There are enemies lurking in and around the base. They operate under cover of darkness, attacking anyone at will. But that's about to change, as MacDill has teamed with Hillsborough County Mosquito Control to battle these annoying blood-sucking creatures.

The coalition of the bitten has agreed on procedures each will take to decrease the mosquito population on both sides of the gate. Because MacDill is located on the southern reaches of the Interbay Peninsula, neighboring the Tampa Bay community, it shares the mosquito problem.

Approximately half of the 5,200 acres that make up MacDill are potential breeding sites for mosquitoes and most of those acres are unimproved wetlands that have no or limited access for grounds treatment.

Dr. Richard Johnson is MacDill's pest management coordinator. He said mosquitoes lay their eggs only in or around water, some species preferring running water while others like woodland pools, marshes, swamps, estuaries, or in containers such as rain barrels or old tires.

The larvae are known as wrigglers because of their wriggling motion in the water. Small fish eat a large number of mosquito eggs and larvae, but not enough.

"The wetlands on MacDill, if not properly treated, can be a major mosquito breeding site for the base and South Tampa," said Johnson.

Adult surveillance counts from adjacent sites to MacDill suggest high populations that impact off-base residents. "It is critical that MacDill become pro-active with the support of HCMC in reducing the breeding sites," said William Murphy, American Services Technology Inc. project manager.

The easiest and most effective way to control the mosquito population is to catch them as larva by eliminating their breeding places or by spraying these places with larvacides, an insecticide designed to kill off mosquito larvae before they become adults, said Johnson.

"Once a larvae becomes an adult, it becomes harder to control them because the fogger is limited in the areas that can be reached," said Johnson. "So we try to wipe out the next generation of mosquitoes by killing their larvae."

Since MacDill doesn't survey the population of mosquitoes, it is critical that base residents recognize potential breeding areas and take steps to eliminate them, said Murphy.

"The first and most important is to eliminate any standing water around their houses, because one cup of water can breed more than one million mosquitoes," explained Murphy.

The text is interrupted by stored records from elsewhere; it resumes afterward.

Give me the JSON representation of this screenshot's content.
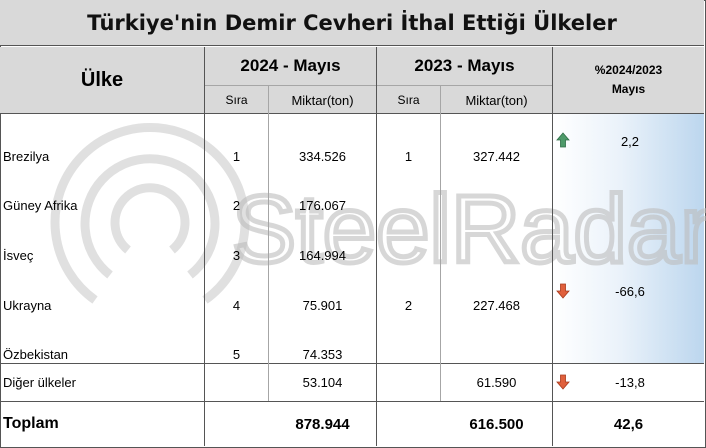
{
  "title": "Türkiye'nin Demir Cevheri İthal Ettiği Ülkeler",
  "header": {
    "country": "Ülke",
    "period_2024": "2024 - Mayıs",
    "period_2023": "2023 - Mayıs",
    "change_line1": "%2024/2023",
    "change_line2": "Mayıs",
    "rank": "Sıra",
    "amount": "Miktar(ton)"
  },
  "rows": [
    {
      "country": "Brezilya",
      "rank_2024": "1",
      "amount_2024": "334.526",
      "rank_2023": "1",
      "amount_2023": "327.442",
      "change": "2,2",
      "trend": "up"
    },
    {
      "country": "Güney Afrika",
      "rank_2024": "2",
      "amount_2024": "176.067",
      "rank_2023": "",
      "amount_2023": "",
      "change": "",
      "trend": ""
    },
    {
      "country": "İsveç",
      "rank_2024": "3",
      "amount_2024": "164.994",
      "rank_2023": "",
      "amount_2023": "",
      "change": "",
      "trend": ""
    },
    {
      "country": "Ukrayna",
      "rank_2024": "4",
      "amount_2024": "75.901",
      "rank_2023": "2",
      "amount_2023": "227.468",
      "change": "-66,6",
      "trend": "down"
    },
    {
      "country": "Özbekistan",
      "rank_2024": "5",
      "amount_2024": "74.353",
      "rank_2023": "",
      "amount_2023": "",
      "change": "",
      "trend": ""
    }
  ],
  "others": {
    "country": "Diğer ülkeler",
    "amount_2024": "53.104",
    "amount_2023": "61.590",
    "change": "-13,8",
    "trend": "down"
  },
  "total": {
    "label": "Toplam",
    "amount_2024": "878.944",
    "amount_2023": "616.500",
    "change": "42,6"
  },
  "watermark": "SteelRadar",
  "colors": {
    "header_bg": "#d9d9d9",
    "up_arrow": "#4e9a6a",
    "down_arrow": "#e0603c",
    "watermark": "#c8c8c8"
  }
}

Next, residents should be sure places that harbor mosquitoes such as trash or cardboard be thrown away immediately. Making sure rain gutters and drain sites are properly cleaned will eliminate possible breeding sites. For more information contact the pest management office at 828-0844.

The battle to eliminate these pesky bugs may never be won, but mosquito control officials believe with perseverance a good deal of relief can be achieved by thinning the enemy's ranks.